Negotiators from almost 200 countries clinched a deal that seeks to keep the most ambitious goal of the Paris Agreement alive, breaking new ground in the fight against climate change but punting the hardest decisions into the future.​​

After two weeks of often fraught United Nations COP26 talks, delegates agreed to reduce the use of coal, end “inefficient” fossil-fuel subsidies and boost their climate targets sooner. The Glasgow Climate Pact puts the world, barely, on a path to limit the rise in global temperatures to 1.5 degrees Celsius from pre-industrial times — the stretch goal of the Paris Agreement and the level scientists say is needed to avoid catastrophic warming.

“We can now say with credibility that we have kept 1.5 degrees alive,” COP26 President Alok Sharma said as he chaired the closing session. “But its pulse is weak and it will only survive if we keep our promises and translate commitments into rapid action.”

The accord came despite last-minute objections from China and India, two of the world’s largest emitters, who wanted the language on coal to be watered down. Delegates also approved the framework for trading carbon credits, breaking six years of deadlock.

The Glasgow agreement was a more ambitious deal than many longtime COP observers had expected, with the coal commitment in particular held up as an important breakthrough. But it rests on the huge assumption that the biggest polluters — especially China, the U.S. and India — will follow through on their promises to zero out their emissions over the next decades. Reaching carbon neutrality will require trillions of dollars of investment in clean energy and stronger restrictions on fossil-fuel activities including combustion engine cars and polluting factories.

The accord was also criticized by activists for not doing enough to raise financial support from rich countries to help developing nations transition to clean energy and prepare for more extreme weather. They also warned that concessions on carbon market rules could set back efforts to cut emissions of planet-warming greenhouse gases.

“Glasgow has been an important gateway to a 1.5°C world but we now need accelerated action to get there,” said Emily Shuckburgh, director of research center Cambridge Zero. “COP26 ends reaffirming the fact that the science of climate change is crystal clear — we are running out of time.”

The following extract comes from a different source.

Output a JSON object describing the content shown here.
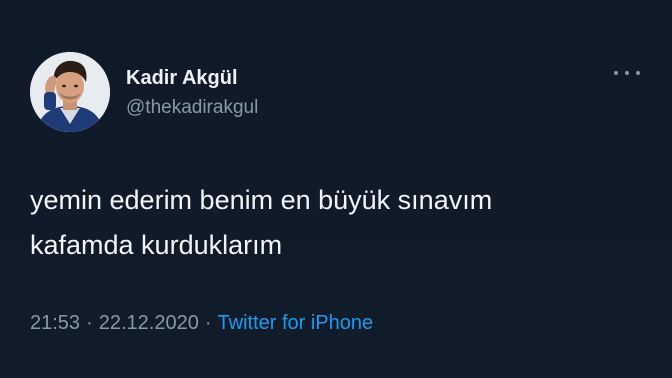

U.N. climate agreements are, by their nature, messy compromises as they have to balance out the competing interests of more than 190 countries. In the final hours, countries, including low-lying island nations like Maldives and carbon powers like the U.S., complained that it didn’t go far enough. Delegates also expressed anger that India was allowed to alter the final draft. It successfully replaced the commitment on “phasing out” coal, without capturing emissions, to “phasing down” its use.

While that may seem like a small tweak, European countries warned that it would make it harder to meet the 1.5°C limit. “The longer you take to get rid of coal, the more burden you put on the natural environment,” said Frans Timmermans, the EU’s climate czar. “The more burden you put on your economy because coal is simply not a smart economic proposition either.”

Many were unhappy with the final text. But eventually countries agreed to a compromise as the clock ticked down and protesters outside the venue demanded they take action to stem warming that’s already led to floods, heatwaves and rising sea levels.

There was particular pressure to reach an agreement on carbon market rules as the private market outside the U.N.’s control booms, fueling worries about free-for-all trading that could facilitate greenwashing. Demand is forecast to grow to $100 billion by the end of the decade as more companies set net-zero goals, but its effectiveness as a climate solution hinges on setting high standards.

The documents were approved to cheers and high-fives on Saturday evening even as Sharma expressed regret about how the tense negotiations went down. “I apologize for the way this process has unfolded, and I am deeply sorry,” he said, close to tears. “I also understand the deep disappointment, but as you have already noted it’s also vital that we protect this package.”

Getting all countries in the world to agree on how to halve emissions this decade — what’s needed to reach 1.5°C — was always going to be impossible to achieve at a single global summit. The Glasgow pact, like its Paris predecessor, is non-binding and nothing in the text directly compels countries to implement specific policies.

That said, landmark climate accords can send important market signals and reshape economies. Since governments agreed to the landmark Paris accord of 2015, more than $2.2 trillion has poured into solar, wind, batteries and other renewable technologies, according to BloombergNEF. That’s disrupting entire industries from cars to power grids. Tesla Inc, an emblem of the new green economy, is now worth more than $1 trillion, dwarfing the market value of the world’s legacy carmakers.

“A plan is only as good as its implementation,” said Tina Stege, climate envoy for the Marshall Islands, one of the countries most vulnerable to climate change. “All parties must now go home and get to work to deliver on their Glasgow and Paris commitments.”